You need to be able to hike for 6-8 hours at a moderate pace. Mountaineering is all about having good cardiovascular endurance to be able to continue being active for long periods. As well as this you will need to have a good head for heights and good overall body balance.
Do I need to have previous experience?
Yes. If you have previous experience on alpine grade AD terrain with good physical fitness, the Eiger is within your grasp. We aim to attempt the Eiger climb towards the end of the week, after suitable preparation and acclimatisation. You must have a good head for heights and a good level of balance control whilst walking along narrow exposed ridges.
What size backpack should I bring?
Your backpack should be no bigger than 50l and no smaller than 30l. It is important that your backpack has an ice axe strap to stash your ice axe when you are not using it. Your backpack must also have a rain-proof cover.
What are the guides like?
All of our guides are highly experienced. They have all been hand picked by us over the many years we’ve been in the guiding industry. Our guides all speak a good level of English and are very attentive. Their primary role is to get you to the summit safely, but they also provide a high level of customer service along the way and are very interesting people to spend time with. They like to share their knowledge of the mountains and their experiences, so don’t hesitate to ask questions and pick their brains. Lastly, they know the routes on the Eiger like the back of their hands and this is the most important thing when it comes down to making key decisions in the mountains and providing the safest experience for our clients.
What will we do if the weather is bad?
This depends on a few factors and how bad the weather actually is. Should the Eiger be unsafe, we will study the conditions on other peaks in the Alps, in the Monta Rosa region for example. Should conditions be a lot better elsewhere, we will propose this to you as an option.
Strong high winds – this means reaching the summit is unlikely. High winds on the ridge will put us in danger and therefore we will likely look for an alternative.
Precipitation – When it snows on the Eiger it usually means a summit attempt will be very difficult. The route to the summit of the Eiger is a rocky ridge and if its covered in snow and ice it becomes a treacherous task. Route finding in a snow storm is also unsafe.
Whiteout – A cloudy whiteout will make a summit attempt difficult. Route finding in a whiteout is generally unsafe and therefore we will encourage you to consider an alternative.
Heat – This doesn’t tend to offer up any problems. When the Alps is hit with high temperatures and dry conditions, the Eiger is in good climbing condition.
How many clients per guide?
For the three training days at the beginning of the week we have a 2 client:1 guide ratio. For your Eiger attempt our ratio is 1 client:1 guide.
Why choose Adventure Base?
3 reasons to choose Adventure Base for all your mountain adventures.

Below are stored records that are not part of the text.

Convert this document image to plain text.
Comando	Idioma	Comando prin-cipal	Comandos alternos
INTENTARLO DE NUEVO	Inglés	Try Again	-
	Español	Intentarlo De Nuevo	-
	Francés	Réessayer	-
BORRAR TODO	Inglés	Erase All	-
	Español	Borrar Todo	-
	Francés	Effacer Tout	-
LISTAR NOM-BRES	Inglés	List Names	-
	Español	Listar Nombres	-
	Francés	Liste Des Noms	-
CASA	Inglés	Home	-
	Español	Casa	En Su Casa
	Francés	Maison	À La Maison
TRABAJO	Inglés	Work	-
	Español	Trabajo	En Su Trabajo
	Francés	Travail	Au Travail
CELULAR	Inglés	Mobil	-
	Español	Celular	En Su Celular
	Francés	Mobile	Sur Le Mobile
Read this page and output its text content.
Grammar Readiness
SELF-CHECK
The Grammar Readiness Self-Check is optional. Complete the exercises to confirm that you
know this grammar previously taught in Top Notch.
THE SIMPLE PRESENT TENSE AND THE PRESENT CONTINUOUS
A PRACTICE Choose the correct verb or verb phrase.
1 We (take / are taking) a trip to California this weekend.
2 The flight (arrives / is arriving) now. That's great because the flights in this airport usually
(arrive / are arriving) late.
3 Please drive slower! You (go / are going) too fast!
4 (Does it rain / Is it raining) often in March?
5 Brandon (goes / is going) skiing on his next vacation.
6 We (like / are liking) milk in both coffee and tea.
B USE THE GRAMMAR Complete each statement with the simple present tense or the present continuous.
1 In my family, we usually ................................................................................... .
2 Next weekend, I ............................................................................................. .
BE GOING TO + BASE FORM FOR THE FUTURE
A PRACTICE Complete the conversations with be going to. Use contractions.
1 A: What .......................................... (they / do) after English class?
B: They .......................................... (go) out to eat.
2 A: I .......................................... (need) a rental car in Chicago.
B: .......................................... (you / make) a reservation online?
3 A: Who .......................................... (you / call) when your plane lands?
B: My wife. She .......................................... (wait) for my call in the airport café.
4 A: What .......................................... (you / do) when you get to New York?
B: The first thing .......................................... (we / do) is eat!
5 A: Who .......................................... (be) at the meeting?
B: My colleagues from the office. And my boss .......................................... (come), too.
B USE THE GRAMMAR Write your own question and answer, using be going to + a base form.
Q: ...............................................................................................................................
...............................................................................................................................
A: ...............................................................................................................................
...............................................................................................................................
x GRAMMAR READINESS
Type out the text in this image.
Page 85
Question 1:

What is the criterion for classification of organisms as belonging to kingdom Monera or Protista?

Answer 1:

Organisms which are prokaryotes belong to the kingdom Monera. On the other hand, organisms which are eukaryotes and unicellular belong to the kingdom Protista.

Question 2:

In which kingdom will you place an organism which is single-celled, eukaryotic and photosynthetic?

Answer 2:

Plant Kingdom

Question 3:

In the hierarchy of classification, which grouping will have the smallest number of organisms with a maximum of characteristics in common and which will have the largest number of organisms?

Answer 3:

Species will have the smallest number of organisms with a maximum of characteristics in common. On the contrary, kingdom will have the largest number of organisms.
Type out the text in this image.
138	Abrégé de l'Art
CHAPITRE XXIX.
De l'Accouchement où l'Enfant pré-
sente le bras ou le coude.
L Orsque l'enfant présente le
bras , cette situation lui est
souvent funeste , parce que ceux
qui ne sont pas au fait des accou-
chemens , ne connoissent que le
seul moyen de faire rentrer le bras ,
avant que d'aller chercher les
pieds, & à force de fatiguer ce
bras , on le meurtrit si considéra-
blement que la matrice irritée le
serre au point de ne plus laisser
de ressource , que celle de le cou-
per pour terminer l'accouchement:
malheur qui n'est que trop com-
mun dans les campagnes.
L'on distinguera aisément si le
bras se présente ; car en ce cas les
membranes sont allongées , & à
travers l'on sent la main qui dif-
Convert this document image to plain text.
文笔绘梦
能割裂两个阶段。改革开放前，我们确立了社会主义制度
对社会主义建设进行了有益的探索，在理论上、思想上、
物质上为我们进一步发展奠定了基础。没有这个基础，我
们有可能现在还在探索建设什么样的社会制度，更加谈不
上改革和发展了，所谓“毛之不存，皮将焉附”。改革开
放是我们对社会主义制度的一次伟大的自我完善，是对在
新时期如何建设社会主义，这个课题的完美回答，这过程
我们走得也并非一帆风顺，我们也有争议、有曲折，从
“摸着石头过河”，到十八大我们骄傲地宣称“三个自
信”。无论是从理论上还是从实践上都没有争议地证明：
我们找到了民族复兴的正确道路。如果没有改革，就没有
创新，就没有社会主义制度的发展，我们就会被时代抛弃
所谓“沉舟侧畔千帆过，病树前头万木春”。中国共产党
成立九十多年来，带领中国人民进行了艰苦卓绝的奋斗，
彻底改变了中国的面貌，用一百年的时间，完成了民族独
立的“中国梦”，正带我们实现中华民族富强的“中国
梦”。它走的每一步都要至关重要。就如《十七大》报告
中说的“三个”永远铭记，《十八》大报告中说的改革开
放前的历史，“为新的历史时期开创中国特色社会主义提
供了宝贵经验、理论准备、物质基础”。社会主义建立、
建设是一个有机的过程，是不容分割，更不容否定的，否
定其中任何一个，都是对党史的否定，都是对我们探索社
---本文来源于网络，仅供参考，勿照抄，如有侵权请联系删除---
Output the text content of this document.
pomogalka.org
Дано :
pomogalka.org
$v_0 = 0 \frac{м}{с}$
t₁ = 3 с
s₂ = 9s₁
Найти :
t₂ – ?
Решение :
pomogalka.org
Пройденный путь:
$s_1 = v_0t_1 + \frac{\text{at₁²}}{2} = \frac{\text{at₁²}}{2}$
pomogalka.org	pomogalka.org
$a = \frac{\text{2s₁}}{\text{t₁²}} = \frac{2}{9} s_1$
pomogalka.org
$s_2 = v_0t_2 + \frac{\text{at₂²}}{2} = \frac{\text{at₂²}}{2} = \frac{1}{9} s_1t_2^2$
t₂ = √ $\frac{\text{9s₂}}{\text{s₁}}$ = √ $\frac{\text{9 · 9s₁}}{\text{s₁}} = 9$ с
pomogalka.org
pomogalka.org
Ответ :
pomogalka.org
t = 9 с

1. Safety means success – We have been guiding clients on the Matterhorn for over 8 years with a very high safety and success rate. To date we have had no major incidents or injuries. This is due to us taking great care in training our clients and then monitoring the weather and mountain conditions closely.
2. Fun times – We believe in fun times. Climbing mountains is a serious challenge. But who says it can’t be fun too? Our guides are full of energy, fun facts and big smiles. They help create lasting memories.
3. Word of Mouth – Over 70% of new clients have been recommended to us by a friend or colleague. We don’t spend big on marketing campaigns, we stay true to our product, we pay attention to every detail and then let you do the talking.